O ambiente da política nos últimos anos ficou muito pior e quanto mais se articula para mudar as regras, maior tem sido a reação, conforme a pesquisadora. “Precisamos ter homens aliados nesta luta para abrir mais espaços de poder para mulheres e grupos minorizados. A ampliação da presença feminina na política é uma luta de toda a sociedade democrática”, considera.


Teresa Sacchet / Foto: Roque de Sá | Agência Senado

Lideranças debatem a importância de mais mulheres em espaços de poder

O Brasil é um país extremamente violento com as mulheres, carregando uma das mais altas taxas de feminicídio do mundo e baixíssima participação feminina na política, consequência do machismo estrutural e da cultura do estupro. A importância de cargos legislativos e executivos serem cada vez mais ocupados por mulheres é um debate permanente protagonizado por lideranças políticas e acadêmicas, junto à sociedade. Para que as participações nos espaços de poder entre os gêneros sejam equitativas, acreditam, as políticas públicas que asseguram igualdade de direitos precisam ser incentivadas e fortalecidas, sobretudo a partir de investimento e priorização do Estado.

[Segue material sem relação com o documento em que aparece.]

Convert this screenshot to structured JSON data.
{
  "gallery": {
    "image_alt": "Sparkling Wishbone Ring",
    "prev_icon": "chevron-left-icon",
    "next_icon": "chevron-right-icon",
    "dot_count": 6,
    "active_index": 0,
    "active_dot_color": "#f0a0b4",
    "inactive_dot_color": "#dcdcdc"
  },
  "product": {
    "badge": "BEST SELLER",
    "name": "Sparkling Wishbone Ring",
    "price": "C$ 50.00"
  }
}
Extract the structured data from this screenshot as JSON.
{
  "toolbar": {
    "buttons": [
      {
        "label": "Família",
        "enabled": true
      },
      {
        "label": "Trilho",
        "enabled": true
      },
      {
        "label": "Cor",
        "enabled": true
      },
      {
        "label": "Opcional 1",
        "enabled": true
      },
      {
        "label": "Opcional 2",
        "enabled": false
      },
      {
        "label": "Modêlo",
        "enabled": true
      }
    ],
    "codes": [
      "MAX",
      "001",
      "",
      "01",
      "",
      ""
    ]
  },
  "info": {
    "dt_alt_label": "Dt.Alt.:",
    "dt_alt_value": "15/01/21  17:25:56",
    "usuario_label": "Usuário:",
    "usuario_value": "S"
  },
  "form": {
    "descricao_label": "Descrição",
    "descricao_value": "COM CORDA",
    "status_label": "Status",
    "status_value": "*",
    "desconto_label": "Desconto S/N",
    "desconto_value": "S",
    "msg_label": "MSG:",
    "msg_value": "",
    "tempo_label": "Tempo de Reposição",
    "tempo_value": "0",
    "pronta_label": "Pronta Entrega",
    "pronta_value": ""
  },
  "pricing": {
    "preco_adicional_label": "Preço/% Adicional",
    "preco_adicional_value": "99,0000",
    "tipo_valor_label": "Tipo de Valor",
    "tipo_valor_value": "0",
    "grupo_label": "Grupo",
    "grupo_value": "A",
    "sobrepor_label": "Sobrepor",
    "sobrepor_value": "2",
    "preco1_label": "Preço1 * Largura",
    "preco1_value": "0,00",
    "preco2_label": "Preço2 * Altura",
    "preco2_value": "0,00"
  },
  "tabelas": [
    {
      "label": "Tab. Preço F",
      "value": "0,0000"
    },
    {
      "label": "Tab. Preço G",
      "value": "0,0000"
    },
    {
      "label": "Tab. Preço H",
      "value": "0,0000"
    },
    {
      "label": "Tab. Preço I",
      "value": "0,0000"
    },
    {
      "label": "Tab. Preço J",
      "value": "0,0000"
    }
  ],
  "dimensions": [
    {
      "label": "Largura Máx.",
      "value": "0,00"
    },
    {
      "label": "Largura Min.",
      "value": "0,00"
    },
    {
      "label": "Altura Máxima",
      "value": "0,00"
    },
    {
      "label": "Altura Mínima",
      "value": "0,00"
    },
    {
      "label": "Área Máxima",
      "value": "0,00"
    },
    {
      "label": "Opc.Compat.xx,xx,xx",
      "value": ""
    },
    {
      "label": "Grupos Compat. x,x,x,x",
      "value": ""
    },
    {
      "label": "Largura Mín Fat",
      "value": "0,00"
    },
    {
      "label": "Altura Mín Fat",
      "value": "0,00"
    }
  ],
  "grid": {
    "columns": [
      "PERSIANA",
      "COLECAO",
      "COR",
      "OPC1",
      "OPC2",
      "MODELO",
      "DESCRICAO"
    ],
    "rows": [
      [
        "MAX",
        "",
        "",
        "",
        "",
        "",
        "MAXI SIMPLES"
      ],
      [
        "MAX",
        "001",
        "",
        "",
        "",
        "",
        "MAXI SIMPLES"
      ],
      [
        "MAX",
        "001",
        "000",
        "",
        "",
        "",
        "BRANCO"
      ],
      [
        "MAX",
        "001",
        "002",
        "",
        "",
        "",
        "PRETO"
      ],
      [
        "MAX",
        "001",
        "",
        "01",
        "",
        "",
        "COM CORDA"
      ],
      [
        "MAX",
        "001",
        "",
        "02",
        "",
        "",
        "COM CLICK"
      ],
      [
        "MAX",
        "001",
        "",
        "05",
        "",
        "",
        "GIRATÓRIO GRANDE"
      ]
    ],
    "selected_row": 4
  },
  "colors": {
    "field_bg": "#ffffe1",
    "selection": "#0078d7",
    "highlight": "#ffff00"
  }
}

A presidente da Ordem dos Advogados do Brasil – secção Bahia (OAB-BA), Daniela Borges, lembra que o Brasil é o quinto país do mundo em número de feminicídios. “Temos um país que assiste, cada vez mais, a violência contra a mulher em diferentes dimensões e formatos. E não há como não perceber a relação que existe entre a ausência de mulheres nos espaços de decisão e a precariedade de políticas de enfrentamento dessa violência. A Lei Maria da Penha é considerada por muitos a terceira melhor lei que trata de violência doméstica e, ao mesmo tempo, falta efetividade a essa lei, porque nós não temos políticas públicas que, efetivamente, tenham o compromisso de transformar essa realidade”, avalia.


O sistema judiciário brasileiro, ressalta a dirigente da OAB-BA, muitas vezes nega efetividade às normas existentes. “E aqui eu falo do Judiciário, do Ministério Público e da advocacia, que, dentro do próprio processo de julgamento, praticam novas violências contra essas vítimas. Nosso sistema de investigação, monitoramento e acompanhamento dessas denúncias, nas quais as mulheres muitas vezes são culpabilizadas, termina sendo um desestímulo a esse enfrentamento. Portanto, termos mais mulheres nos espaços de decisão é uma possibilidade de nós, que vivemos essa realidade, podermos construir políticas e ações e trazermos mais efetividade às normas que hoje tratam esse cenário de enfrentamento à violência contra a mulher”.


Doutora em Ciências Sociais, a jornalista Maíra Mano destaca que é fundamental que o conjunto da população esteja representada no parlamento e no executivo para fortalecer a democracia brasileira. “Hoje, o que temos é uma maioria de homens, brancos, cisgêneros e heterossexuais. Quanto mais diversidade, mais plural a nossa democracia será. Ademais, há pautas de interesse das mulheres que somente são discutidas com maior peso e atenção quando as mulheres estão envolvidas – como por exemplo as questões de saúde reprodutiva e de violência –, por terem experiências de vida que as levam a refletir sobre isso”.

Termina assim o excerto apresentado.